La decisión implica, en la práctica, la desestimación del caso, luego de que el foro apelativo determinara que la pesquisa se extendió por más de 1,100 días, muy por encima del periodo que la ley dispone para este tipo de investigaciones.
Según la determinación, aunque pueden concederse prórrogas en investigaciones complejas, ese margen no es ilimitado. El tribunal fue claro al señalar que una dilación de más de tres años es incompatible con el carácter expedito que exige la ley que regula al FEI.
El caso está relacionado con el manejo de fondos del Fondo de Mejoras Municipales (FMM), conocido como el “barrilito”, mecanismo mediante el cual se asignaron $1.2 millones para la canalización de la quebrada Margarita en Guaynabo, obra que nunca se realizó.
De acuerdo con la investigación, el dinero fue canalizado a una entidad comunitaria sin experiencia en construcción y posteriormente terminó en cuentas vinculadas al contratista José Miguel “Joe” Huertas Torres.

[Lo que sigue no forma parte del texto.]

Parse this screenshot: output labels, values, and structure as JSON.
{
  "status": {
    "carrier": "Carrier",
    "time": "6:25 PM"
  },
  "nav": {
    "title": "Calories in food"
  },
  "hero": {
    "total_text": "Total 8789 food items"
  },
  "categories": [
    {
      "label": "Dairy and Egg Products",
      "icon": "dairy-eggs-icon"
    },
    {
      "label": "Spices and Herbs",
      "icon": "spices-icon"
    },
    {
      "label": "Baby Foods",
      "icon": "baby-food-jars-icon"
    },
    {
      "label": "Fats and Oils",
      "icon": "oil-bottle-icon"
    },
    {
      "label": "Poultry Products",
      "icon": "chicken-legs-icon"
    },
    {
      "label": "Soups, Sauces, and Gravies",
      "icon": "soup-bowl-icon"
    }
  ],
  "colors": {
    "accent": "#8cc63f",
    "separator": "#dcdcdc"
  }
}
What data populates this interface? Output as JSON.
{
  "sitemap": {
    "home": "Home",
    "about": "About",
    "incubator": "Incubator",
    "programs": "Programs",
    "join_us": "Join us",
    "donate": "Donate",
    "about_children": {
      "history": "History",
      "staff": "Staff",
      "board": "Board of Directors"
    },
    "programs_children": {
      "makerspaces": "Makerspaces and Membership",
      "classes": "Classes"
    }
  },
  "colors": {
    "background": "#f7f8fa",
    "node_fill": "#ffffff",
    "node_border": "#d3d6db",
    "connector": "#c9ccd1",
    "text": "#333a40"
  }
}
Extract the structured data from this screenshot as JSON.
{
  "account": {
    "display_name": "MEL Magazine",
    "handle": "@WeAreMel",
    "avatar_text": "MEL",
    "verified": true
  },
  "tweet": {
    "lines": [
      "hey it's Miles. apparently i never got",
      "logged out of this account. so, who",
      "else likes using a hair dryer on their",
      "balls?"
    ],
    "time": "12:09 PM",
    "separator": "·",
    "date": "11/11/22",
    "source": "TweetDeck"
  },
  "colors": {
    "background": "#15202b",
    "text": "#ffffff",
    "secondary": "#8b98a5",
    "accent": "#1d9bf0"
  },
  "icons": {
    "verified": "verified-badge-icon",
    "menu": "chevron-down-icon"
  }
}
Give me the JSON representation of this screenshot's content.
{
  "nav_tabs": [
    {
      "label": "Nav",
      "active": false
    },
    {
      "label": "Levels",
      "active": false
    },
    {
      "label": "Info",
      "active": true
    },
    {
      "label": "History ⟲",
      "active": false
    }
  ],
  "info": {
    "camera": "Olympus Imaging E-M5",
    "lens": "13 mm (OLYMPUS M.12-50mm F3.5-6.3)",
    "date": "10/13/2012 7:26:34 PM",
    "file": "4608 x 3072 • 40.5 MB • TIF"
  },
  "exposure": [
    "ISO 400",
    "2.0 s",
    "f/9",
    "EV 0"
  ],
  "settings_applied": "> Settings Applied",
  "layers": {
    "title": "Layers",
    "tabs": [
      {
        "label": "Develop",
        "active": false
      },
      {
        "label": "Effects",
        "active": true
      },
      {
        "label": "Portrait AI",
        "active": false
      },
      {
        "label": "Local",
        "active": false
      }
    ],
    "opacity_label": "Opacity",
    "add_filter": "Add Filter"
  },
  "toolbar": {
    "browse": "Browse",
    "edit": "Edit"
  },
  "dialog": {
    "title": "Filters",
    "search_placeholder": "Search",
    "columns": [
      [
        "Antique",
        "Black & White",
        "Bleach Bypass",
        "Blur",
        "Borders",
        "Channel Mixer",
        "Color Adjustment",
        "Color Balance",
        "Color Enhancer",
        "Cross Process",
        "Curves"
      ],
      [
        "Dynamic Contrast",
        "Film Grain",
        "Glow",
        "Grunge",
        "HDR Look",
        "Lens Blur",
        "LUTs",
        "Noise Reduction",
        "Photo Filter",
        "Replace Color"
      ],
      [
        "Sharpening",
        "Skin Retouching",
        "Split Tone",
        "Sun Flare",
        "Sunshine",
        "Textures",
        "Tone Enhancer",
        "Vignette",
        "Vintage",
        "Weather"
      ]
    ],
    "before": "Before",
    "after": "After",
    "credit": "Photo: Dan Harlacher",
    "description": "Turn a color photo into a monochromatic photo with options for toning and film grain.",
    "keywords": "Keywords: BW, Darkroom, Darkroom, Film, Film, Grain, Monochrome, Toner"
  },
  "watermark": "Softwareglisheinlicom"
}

Aunque Soto no figura como acusado, sí es uno de los testigos principales del caso, al haber gestionado la asignación de los fondos como legislador.
La defensa de la exdirectora de la Autoridad de Tierras, Dorally Rivera Martínez —también imputada— había argumentado que el FEI actuó fuera de término, lo que implicaría que perdió jurisdicción para presentar los cargos.
El Tribunal de Apelaciones acogió ese planteamiento y concluyó que el foro primario erró al permitir que el caso continuara, al punto de que la actuación del FEI se consideró fuera de sus facultades legales.
En términos prácticos, la decisión invalida el caso tal como fue presentado, al determinar que la investigación se llevó a cabo fuera del marco legal.
El caso se enmarca dentro de una pesquisa más amplia sobre el uso del “barrilito”, un mecanismo que ha sido cuestionado por permitir la asignación de fondos públicos sin procesos transparentes.